City Approves Design for Controversial 100 Franklin St. Project

Rendering of redesigned 100 Franklin Street, looking north. The two buildings along Sixth Avenue would have an entrance on Franklin Street, with retail on the ground floors. Rendering: DDG Partners

Jan. 19, 2014

Back in November, the Landmarks Preservation Commission told architect Peter Guthrie to “calm down” his design for a block-long, glass-faced residential project in Tribeca. So he returned to the commission last month to show them something wholly different. Abandoning glass for red brick and trading his idiosyncratic penthouse scheme for a simple one, the architect’s new concept won ef­fusive praise and official approval from the commissioners.

Not so from the neighbors who live near the site. They’ve opposed it from the start and vow to fight on.

Developer DDG Partners’ plans are for two connected triangular structures that will stand on what are now awkwardly shaped parking lots along Sixth Avenue, between White and Franklin streets. A Landmarks commissioner had described the first design as “too frenetic, too show-offy.” Community Board 1 denounced the penthouse as a “rambling, jagged mess.”

Those penthouses are now flat-roofed, with simple brick columns. The building’s main brick facade is most notable for its irregularly spaced windows (an apparent reference to lot-line windows in the neighborhood) and arches modeled after others in the area. The elevator no longer goes to the roof, which means there will be a lower elevator bulkhead than the one that had drawn many complaints.

The commissioners lauded the scheme with a rare display of exuberance.

“Extraordinary and exhilarating,” responded Frederick Bland.

“I’m captivated,” said Elizabeth Ryan.

Michael Devonshire pronounced it “brilliant.”

But there were no kind words from Eileen Bermingham, who lives next door at 17 White Street and who has led the opposition to the project since it was introduced last October. The building needs a variance because it occupies more of the lot than the city allows, and she said her group still has a chance to stop it.

“We’re unhappy with the decision and we will not back down on fighting it at every level,” she said, following the commission’s approval.

Among her continuing concerns, Bermingham said, is the impact of construction on the exposed east wall of her building. The developers have insisted that a structural engineering firm will be expertly overseeing the work, but Berm­ingham remains unconvinced. “There are a lot of levels [of problems] that are disturbing,” she said.

For Lynn Ellsworth, founder and president of the local preservation group Tribeca Trust, the choice of brick over glass was a “forward movement.” But she said the design is still out of character with the surrounding buildings—the irregular window placements being a prime example.

“The infill sites all have to be fully contextual,” Ellsworth argued. “Yes, the architect doesn’t get as much free-range creativity, but it’s a better result for the neighborhood.”

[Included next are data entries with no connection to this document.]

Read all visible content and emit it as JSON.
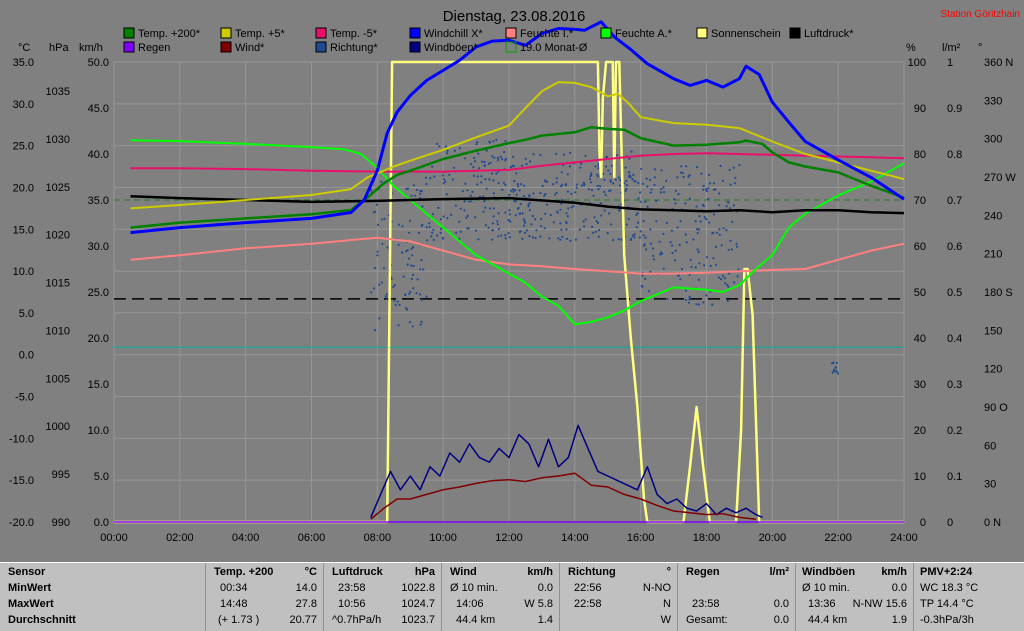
{
  "chart_data": {
    "type": "line",
    "title": "Dienstag, 23.08.2016",
    "station": "Station Göritzhain",
    "legend": [
      {
        "name": "Temp. +200*",
        "color": "#008000"
      },
      {
        "name": "Temp. +5*",
        "color": "#cccc00"
      },
      {
        "name": "Temp. -5*",
        "color": "#e8106a"
      },
      {
        "name": "Windchill X*",
        "color": "#0000ff"
      },
      {
        "name": "Feuchte I.*",
        "color": "#ff8080"
      },
      {
        "name": "Feuchte A.*",
        "color": "#00ff00"
      },
      {
        "name": "Sonnenschein",
        "color": "#ffff80"
      },
      {
        "name": "Luftdruck*",
        "color": "#000000"
      },
      {
        "name": "Regen",
        "color": "#8000ff"
      },
      {
        "name": "Wind*",
        "color": "#800000"
      },
      {
        "name": "Richtung*",
        "color": "#204a90"
      },
      {
        "name": "Windböen*",
        "color": "#000080"
      },
      {
        "name": "19.0 Monat-Ø",
        "color": "#00a000"
      }
    ],
    "axes": {
      "temp": {
        "unit": "°C",
        "ticks": [
          "35.0",
          "30.0",
          "25.0",
          "20.0",
          "15.0",
          "10.0",
          "5.0",
          "0.0",
          "-5.0",
          "-10.0",
          "-15.0",
          "-20.0"
        ],
        "range": [
          -20,
          35
        ]
      },
      "pressure": {
        "unit": "hPa",
        "ticks": [
          "1035",
          "1030",
          "1025",
          "1020",
          "1015",
          "1010",
          "1005",
          "1000",
          "995",
          "990"
        ],
        "range": [
          990,
          1039
        ]
      },
      "wind": {
        "unit": "km/h",
        "ticks": [
          "50.0",
          "45.0",
          "40.0",
          "35.0",
          "30.0",
          "25.0",
          "20.0",
          "15.0",
          "10.0",
          "5.0",
          "0.0"
        ],
        "range": [
          0,
          50
        ]
      },
      "humidity": {
        "unit": "%",
        "ticks": [
          "100",
          "90",
          "80",
          "70",
          "60",
          "50",
          "40",
          "30",
          "20",
          "10",
          "0"
        ],
        "range": [
          0,
          100
        ]
      },
      "rain": {
        "unit": "l/m²",
        "ticks": [
          "1",
          "0.9",
          "0.8",
          "0.7",
          "0.6",
          "0.5",
          "0.4",
          "0.3",
          "0.2",
          "0.1",
          "0"
        ],
        "range": [
          0,
          1
        ]
      },
      "direction": {
        "unit": "°",
        "ticks": [
          "360 N",
          "330",
          "300",
          "270 W",
          "240",
          "210",
          "180 S",
          "150",
          "120",
          "90 O",
          "60",
          "30",
          "0 N"
        ],
        "range": [
          0,
          360
        ]
      },
      "time": {
        "ticks": [
          "00:00",
          "02:00",
          "04:00",
          "06:00",
          "08:00",
          "10:00",
          "12:00",
          "14:00",
          "16:00",
          "18:00",
          "20:00",
          "22:00",
          "24:00"
        ],
        "range": [
          0,
          24
        ]
      }
    },
    "reference_lines": {
      "pressure_mean_hPa": 1024.3,
      "humidity_mean_pct": 48.5,
      "monthly_mean_temp_C": 19.0
    },
    "series": [
      {
        "name": "Temp. +200*",
        "axis": "temp",
        "x": [
          0.5,
          2,
          4,
          6,
          7.2,
          7.7,
          8.2,
          8.6,
          9,
          10,
          11,
          12,
          12.5,
          13,
          14,
          14.5,
          15,
          15.5,
          16,
          17,
          18,
          19,
          19.2,
          19.7,
          20,
          20.5,
          21,
          22,
          23,
          24
        ],
        "y": [
          15.2,
          15.8,
          16.3,
          16.8,
          17.3,
          18.8,
          20.5,
          21.5,
          22,
          23.4,
          24.4,
          25.3,
          25.7,
          26.2,
          26.6,
          27.2,
          27.0,
          26.9,
          25.9,
          25.0,
          25.1,
          25.4,
          25.6,
          25.2,
          24.2,
          23.0,
          22.5,
          21.8,
          20.2,
          18.8
        ]
      },
      {
        "name": "Temp. +5*",
        "axis": "temp",
        "x": [
          0.5,
          2,
          4,
          6,
          7.2,
          7.7,
          8.5,
          9,
          10,
          11,
          12,
          12.5,
          13,
          13.5,
          14,
          14.5,
          15,
          15.3,
          15.6,
          16,
          17,
          18,
          19,
          20,
          21,
          22,
          23,
          24
        ],
        "y": [
          17.5,
          17.9,
          18.5,
          19.1,
          19.8,
          21.2,
          22.5,
          23.2,
          24.5,
          26.0,
          27.4,
          29.5,
          31.5,
          32.6,
          32.5,
          32.0,
          30.9,
          31.2,
          30.2,
          28.4,
          27.7,
          27.5,
          27.1,
          25.5,
          24.0,
          23.0,
          22.0,
          21.0
        ]
      },
      {
        "name": "Temp. -5*",
        "axis": "temp",
        "x": [
          0.5,
          2,
          4,
          6,
          8,
          10,
          12,
          13,
          14,
          15,
          16,
          17,
          18,
          19,
          20,
          21,
          22,
          23,
          24
        ],
        "y": [
          22.3,
          22.3,
          22.2,
          22.0,
          21.9,
          21.9,
          22.1,
          22.6,
          23.0,
          23.4,
          23.8,
          24.0,
          24.1,
          24.0,
          23.9,
          23.8,
          23.7,
          23.6,
          23.5
        ]
      },
      {
        "name": "Windchill X*",
        "axis": "temp",
        "x": [
          0.5,
          2,
          4,
          6,
          7.2,
          7.6,
          8,
          8.3,
          8.6,
          9,
          9.5,
          10,
          10.5,
          11,
          11.5,
          12,
          12.5,
          13,
          13.5,
          14,
          14.3,
          14.8,
          15.2,
          15.7,
          16.2,
          17,
          17.5,
          18,
          18.5,
          19,
          19.2,
          19.6,
          20,
          20.5,
          21,
          22,
          23,
          24
        ],
        "y": [
          14.6,
          15.2,
          15.8,
          16.3,
          17.0,
          18.5,
          22.0,
          26.5,
          29.0,
          31.0,
          32.8,
          34.0,
          35.2,
          36.8,
          37.5,
          37.6,
          37.0,
          38.4,
          39.0,
          38.9,
          38.8,
          39.8,
          38.0,
          36.5,
          34.8,
          33.0,
          32.2,
          32.8,
          32.0,
          33.0,
          34.5,
          33.5,
          30.2,
          27.8,
          25.5,
          23.3,
          21.2,
          18.6
        ]
      },
      {
        "name": "Feuchte I.*",
        "axis": "humidity",
        "x": [
          0.5,
          2,
          4,
          6,
          7.5,
          8,
          9,
          10,
          11,
          12,
          13,
          14,
          15,
          16,
          17,
          18,
          19,
          20,
          21,
          22,
          23,
          24
        ],
        "y": [
          57,
          58,
          59.5,
          60.5,
          61.5,
          61.8,
          61,
          59,
          57,
          56,
          55.6,
          55,
          54.5,
          54,
          54,
          54.2,
          54.5,
          54.8,
          55,
          57,
          59,
          60.5
        ]
      },
      {
        "name": "Feuchte A.*",
        "axis": "humidity",
        "x": [
          0.5,
          2,
          4,
          6,
          7,
          7.5,
          8,
          8.5,
          9,
          9.5,
          10,
          10.5,
          11,
          11.5,
          12,
          12.5,
          13,
          13.5,
          14,
          14.5,
          15,
          15.5,
          16,
          17,
          18,
          18.5,
          19,
          19.5,
          20,
          20.5,
          21,
          21.5,
          22,
          23,
          24
        ],
        "y": [
          83,
          82.8,
          82.2,
          81.5,
          81,
          80,
          77,
          73,
          70,
          67,
          64,
          61,
          58,
          56,
          54,
          52,
          49,
          47,
          43,
          43.5,
          44.5,
          46,
          48,
          51,
          50.5,
          50,
          51.5,
          55,
          58,
          64,
          67,
          69,
          71,
          74,
          78
        ]
      },
      {
        "name": "Luftdruck*",
        "axis": "pressure",
        "x": [
          0.5,
          2,
          4,
          6,
          8,
          10,
          12,
          14,
          15,
          16,
          17,
          18,
          19,
          20,
          21,
          22,
          23,
          24
        ],
        "y": [
          1024.7,
          1024.5,
          1024.3,
          1024.1,
          1024.2,
          1024.4,
          1024.5,
          1024.0,
          1023.6,
          1023.3,
          1023.2,
          1023.1,
          1023.2,
          1023.0,
          1023.2,
          1023.2,
          1023.0,
          1022.9
        ]
      },
      {
        "name": "Sonnenschein",
        "axis": "humidity",
        "x": [
          0,
          8.3,
          8.45,
          8.5,
          14.7,
          14.75,
          14.8,
          14.85,
          14.95,
          15.05,
          15.15,
          15.2,
          15.25,
          15.35,
          15.5,
          15.7,
          15.9,
          16.1,
          16.2,
          17.3,
          17.5,
          17.7,
          17.9,
          18.1,
          18.9,
          19.05,
          19.15,
          19.25,
          19.4,
          19.6,
          24
        ],
        "y": [
          0,
          0,
          100,
          100,
          100,
          80,
          75,
          92,
          100,
          100,
          100,
          75,
          100,
          100,
          58,
          40,
          25,
          5,
          0,
          0,
          12,
          25,
          12,
          0,
          0,
          20,
          55,
          55,
          45,
          0,
          0
        ]
      },
      {
        "name": "Windböen*",
        "axis": "wind",
        "x": [
          7.8,
          8.1,
          8.4,
          8.7,
          9,
          9.3,
          9.6,
          9.9,
          10.2,
          10.5,
          10.8,
          11.1,
          11.4,
          11.7,
          12,
          12.3,
          12.6,
          12.9,
          13.2,
          13.5,
          13.8,
          14.1,
          14.4,
          14.7,
          15,
          15.3,
          15.6,
          15.9,
          16.2,
          16.5,
          16.8,
          17.1,
          17.4,
          17.7,
          18,
          18.3,
          18.6,
          18.9,
          19.2,
          19.5,
          19.7
        ],
        "y": [
          0.5,
          3,
          5.5,
          3.5,
          5,
          3.5,
          6,
          5,
          7.5,
          6.5,
          8.5,
          7,
          6.5,
          8,
          7,
          9.5,
          8.5,
          6,
          9,
          6,
          7,
          10.5,
          8,
          5.5,
          5,
          4.5,
          4,
          3.5,
          6,
          3,
          2,
          2.5,
          1.5,
          1.2,
          2,
          0.8,
          1.5,
          1,
          1.5,
          0.8,
          0.5
        ]
      },
      {
        "name": "Wind*",
        "axis": "wind",
        "x": [
          7.8,
          8.2,
          8.6,
          9,
          9.5,
          10,
          10.5,
          11,
          11.5,
          12,
          12.5,
          13,
          13.5,
          14,
          14.5,
          15,
          15.5,
          16,
          16.5,
          17,
          17.5,
          18,
          18.5,
          19,
          19.5
        ],
        "y": [
          0.3,
          1.5,
          2.5,
          2.5,
          3,
          3.5,
          3.8,
          4.2,
          4.5,
          4.6,
          4.4,
          4.8,
          5,
          5.3,
          4,
          3.8,
          3,
          2.5,
          1.8,
          1.2,
          1,
          0.8,
          0.9,
          0.5,
          0.3
        ]
      },
      {
        "name": "Regen",
        "axis": "rain",
        "x": [
          0,
          24
        ],
        "y": [
          0,
          0
        ]
      }
    ],
    "direction_clouds": [
      {
        "x0": 7.8,
        "x1": 9.5,
        "y0": 150,
        "y1": 270
      },
      {
        "x0": 9.5,
        "x1": 12.0,
        "y0": 220,
        "y1": 300
      },
      {
        "x0": 12.0,
        "x1": 16.0,
        "y0": 220,
        "y1": 290
      },
      {
        "x0": 16.0,
        "x1": 19.0,
        "y0": 170,
        "y1": 280
      },
      {
        "x0": 21.8,
        "x1": 22.0,
        "y0": 115,
        "y1": 125
      }
    ]
  },
  "stats": {
    "sensor": {
      "header": "Sensor",
      "rows": [
        "MinWert",
        "MaxWert",
        "Durchschnitt"
      ]
    },
    "temp": {
      "header": "Temp. +200",
      "unit": "°C",
      "rows": [
        [
          "00:34",
          "14.0"
        ],
        [
          "14:48",
          "27.8"
        ],
        [
          "(+ 1.73 )",
          "20.77"
        ]
      ]
    },
    "pressure": {
      "header": "Luftdruck",
      "unit": "hPa",
      "rows": [
        [
          "23:58",
          "1022.8"
        ],
        [
          "10:56",
          "1024.7"
        ],
        [
          "^0.7hPa/h",
          "1023.7"
        ]
      ]
    },
    "wind": {
      "header": "Wind",
      "unit": "km/h",
      "rows": [
        [
          "Ø 10 min.",
          "0.0"
        ],
        [
          "14:06",
          "W 5.8"
        ],
        [
          "44.4 km",
          "1.4"
        ]
      ]
    },
    "direction": {
      "header": "Richtung",
      "unit": "°",
      "rows": [
        [
          "22:56",
          "N-NO"
        ],
        [
          "22:58",
          "N"
        ],
        [
          "",
          "W"
        ]
      ]
    },
    "rain": {
      "header": "Regen",
      "unit": "l/m²",
      "rows": [
        [
          "",
          ""
        ],
        [
          "23:58",
          "0.0"
        ],
        [
          "Gesamt:",
          "0.0"
        ]
      ]
    },
    "gusts": {
      "header": "Windböen",
      "unit": "km/h",
      "rows": [
        [
          "Ø 10 min.",
          "0.0"
        ],
        [
          "13:36",
          "N-NW 15.6"
        ],
        [
          "44.4 km",
          "1.9"
        ]
      ]
    },
    "pmv": {
      "header": "PMV+2:24",
      "rows": [
        "WC 18.3 °C",
        "TP 14.4 °C",
        "-0.3hPa/3h"
      ]
    }
  }
}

'The proposal requires further modifications'

We feel strongly that even with the changes that were compelled by the community’s opposition, the proposed development continues to be inappropriate in the context of the existing fabric and fiber of Tribeca.  Both in terms of height, massing and design, the proposal requires further modifications before it can be accepted by the community.  The developer has acknowledged that even with the Landmarks approval the proposed buildings cannot be built as-of-right without zoning variances from the Board of Standards and Appeals.  They have not been forthcoming as to the variances that are required.  Once an application is filed with the BSA, then the community most definitely will continue in our efforts to seek to compel further changes so that the development of this property will be harmonious with our adjoining building at 13-17 White Street and appropriate to Tribeca.